Learning to defer (L2D) aims to improve human-AI collaboration systems by deferring decisions to humans when they are more likely to make the correct judgment than a ML classifier. Existing research in L2D overlooks key aspects of real-world systems that impede its practical adoption, such as: i) neglecting cost-sensitive scenarios, where type 1 and type 2 errors have separate costs; ii) requiring concurrent human predictions for every instance of the dataset in training and iii) not dealing with human work capacity constraints. To address these issues, we propose the Deferral under Cost and Capacity Constraints Framework (DeCCaF) - a novel L2D approach, employing supervised learning to model the probability of human error with less restrictive data requirements (only one expert prediction per instance), and using constraint programming to globally minimize error cost subject to workload constraints. We test DeCCaF in a series of cost-sensitive fraud detection scenarios with different teams of 9 synthetic fraud analysts, with individual work capacity constraints. We demonstrate that our approach performs significantly better than the baselines in a wide array of scenarios, achieving an average reduction in the misclassification cost of 8.4%.
In order to ensure complete reproducibility, we provide users with:
- Code used to run experiments.
- Datasets, models and results used/produced in our experiments.
- Synthetically Generated Data - Expert predictions, training scenarios and capacity constraints
- ML models - Alert Model, OvA Classifiers and Human Expertise Model
- Results - Set of assignments and decisions resulting from the deferral experiments
Note: This data is included due to the fact that LightGBM models are known to produce different results depending on operating system, python versions, number of cores in training, among other factors
The submitted version of the paper and the appendix are available here.
Requirements:
- miniforge3
Before using any of the provided code, to ensure reproducibility, please create and activate the Python environment by running
conda env create -f environment.yml
conda activate deccaf-env
To replicate the generation of the synthetic data, as well as our experiments, please execute the following steps:
Attention: Run each python script inside the folder where it is located, to ensure the relative paths within each script work correctly.
After cloning the repo, please extract the Datasets, models and results file inside the repo's folder, ensuring that your directory looks like this
Note that during the following steps, training of models and generation of results will be skipped if the output files already exist within the Data_and_models folder. This was done to ensure complete reproducibility and analysis of the source files used in the paper. If you wish, however, to run experiments from scratch, you will have to delete every folder and file within the Data directory, except for:
- Data_and_models/data/Base.csv: the raw version of the BAF dataset
- Data_and_models/experts/: the synthetic expert predictions used in the paper.

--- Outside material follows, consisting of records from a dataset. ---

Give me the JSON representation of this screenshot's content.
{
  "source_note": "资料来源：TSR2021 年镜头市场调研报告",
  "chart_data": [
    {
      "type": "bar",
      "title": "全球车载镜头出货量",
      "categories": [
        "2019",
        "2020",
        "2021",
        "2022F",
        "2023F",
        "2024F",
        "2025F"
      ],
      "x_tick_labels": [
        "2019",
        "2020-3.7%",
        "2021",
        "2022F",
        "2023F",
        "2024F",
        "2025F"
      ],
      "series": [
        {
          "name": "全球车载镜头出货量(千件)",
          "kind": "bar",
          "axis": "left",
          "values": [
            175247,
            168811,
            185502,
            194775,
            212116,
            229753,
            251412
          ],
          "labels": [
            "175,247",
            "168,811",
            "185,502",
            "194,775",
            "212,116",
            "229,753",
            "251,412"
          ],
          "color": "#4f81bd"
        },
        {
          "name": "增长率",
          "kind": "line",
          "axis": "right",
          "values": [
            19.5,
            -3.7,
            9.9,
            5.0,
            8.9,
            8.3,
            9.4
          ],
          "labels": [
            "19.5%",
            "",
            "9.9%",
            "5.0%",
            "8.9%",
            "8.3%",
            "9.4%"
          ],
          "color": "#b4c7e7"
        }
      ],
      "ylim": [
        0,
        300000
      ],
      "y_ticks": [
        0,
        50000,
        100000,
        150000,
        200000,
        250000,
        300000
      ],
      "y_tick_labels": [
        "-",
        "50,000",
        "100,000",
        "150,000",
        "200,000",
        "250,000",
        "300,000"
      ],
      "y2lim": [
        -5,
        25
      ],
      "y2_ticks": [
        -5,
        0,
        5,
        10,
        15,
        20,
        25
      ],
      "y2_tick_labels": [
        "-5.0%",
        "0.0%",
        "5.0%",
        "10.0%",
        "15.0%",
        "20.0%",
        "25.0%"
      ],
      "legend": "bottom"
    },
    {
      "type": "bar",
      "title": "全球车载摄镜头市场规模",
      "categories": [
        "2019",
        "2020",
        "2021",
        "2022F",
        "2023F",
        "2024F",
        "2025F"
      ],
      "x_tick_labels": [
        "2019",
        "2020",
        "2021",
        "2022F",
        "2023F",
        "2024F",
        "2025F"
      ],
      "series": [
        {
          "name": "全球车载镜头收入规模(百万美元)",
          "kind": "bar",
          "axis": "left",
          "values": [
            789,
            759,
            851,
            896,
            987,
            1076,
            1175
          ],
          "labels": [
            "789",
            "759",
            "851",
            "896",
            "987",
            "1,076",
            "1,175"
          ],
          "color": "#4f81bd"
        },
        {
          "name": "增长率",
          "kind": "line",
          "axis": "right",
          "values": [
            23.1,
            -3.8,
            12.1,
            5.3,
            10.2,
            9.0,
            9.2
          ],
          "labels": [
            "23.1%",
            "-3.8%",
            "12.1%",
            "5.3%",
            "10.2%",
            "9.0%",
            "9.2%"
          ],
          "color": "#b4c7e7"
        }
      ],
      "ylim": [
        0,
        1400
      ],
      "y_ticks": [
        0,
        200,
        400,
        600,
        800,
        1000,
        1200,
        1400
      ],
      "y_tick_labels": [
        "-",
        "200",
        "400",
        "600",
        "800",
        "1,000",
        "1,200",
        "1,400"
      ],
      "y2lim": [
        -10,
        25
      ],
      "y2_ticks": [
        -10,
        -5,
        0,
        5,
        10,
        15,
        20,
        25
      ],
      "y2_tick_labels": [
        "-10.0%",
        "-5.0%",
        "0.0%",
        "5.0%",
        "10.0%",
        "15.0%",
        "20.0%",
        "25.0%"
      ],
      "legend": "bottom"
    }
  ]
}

- Data_and_models/testbed/: the expert capacity constraints and batches used in the paper.
The code for the expert and testbed generation is not made available, as the expert simulation framework was submitted as a contribution to a different venue, focusing on synthetic data generation.
deccaf
│ README.md
│ .gitignore
│ environment.yml
│
└─── Code
│ │ ...
│
└─── Data_and_models
│ ...
To activate the Python environment with the necessary dependencies please follow these steps
To train the Alert Model, run the file Code/alert_model/training_and_predicting.py, which will train the Alert Model and score all instances in months 4-8 of the BAF dataset.
Then, run the file Code/data/preprocess.py, to create the dataset of 30K alerts raised in months 4-8. This will be the set of instances used over all following processes.
As both DeCCaF and OvA share the classifier h, we train it first, by running the script Code/classifier_h/training.py. The classifier is trained first due to the fact that its performance is used as a reference to generate experts with a similar misclassification cost.
To train the DeCCaF system run the script Code/expert_models/run_deccaf.py. To train the OvA system run the script Code/expert_models/run_ova.py.
To reproduce the deferral testing run the script Code/deferral/run_alert.py. These results can then be evaluated with the notebook Code/deferral/process_results.ipynb
We include notebooks to facilitate analysis of:
- Synthetic Experts' Decisions
- ML Model, Human Expertise Model and OvA Classifiers
- Deferral Results
We also facilitate further analysis of our generated experts and the conducted benchmarks, by providing users with two Jupyter Notebooks
- Code/deferral/process_results.ipynb - which contains
- evaluation of the deferral performance of all considered L2D baselines
- evaluation of the performance and calibration of Classifier h, OvA Classifiers, and DeCCaF's team correctness prediction models.
- Code/synthetic_experts/expert_analysis.ipynb - which contains the evaluation of the expert decision-making process properties.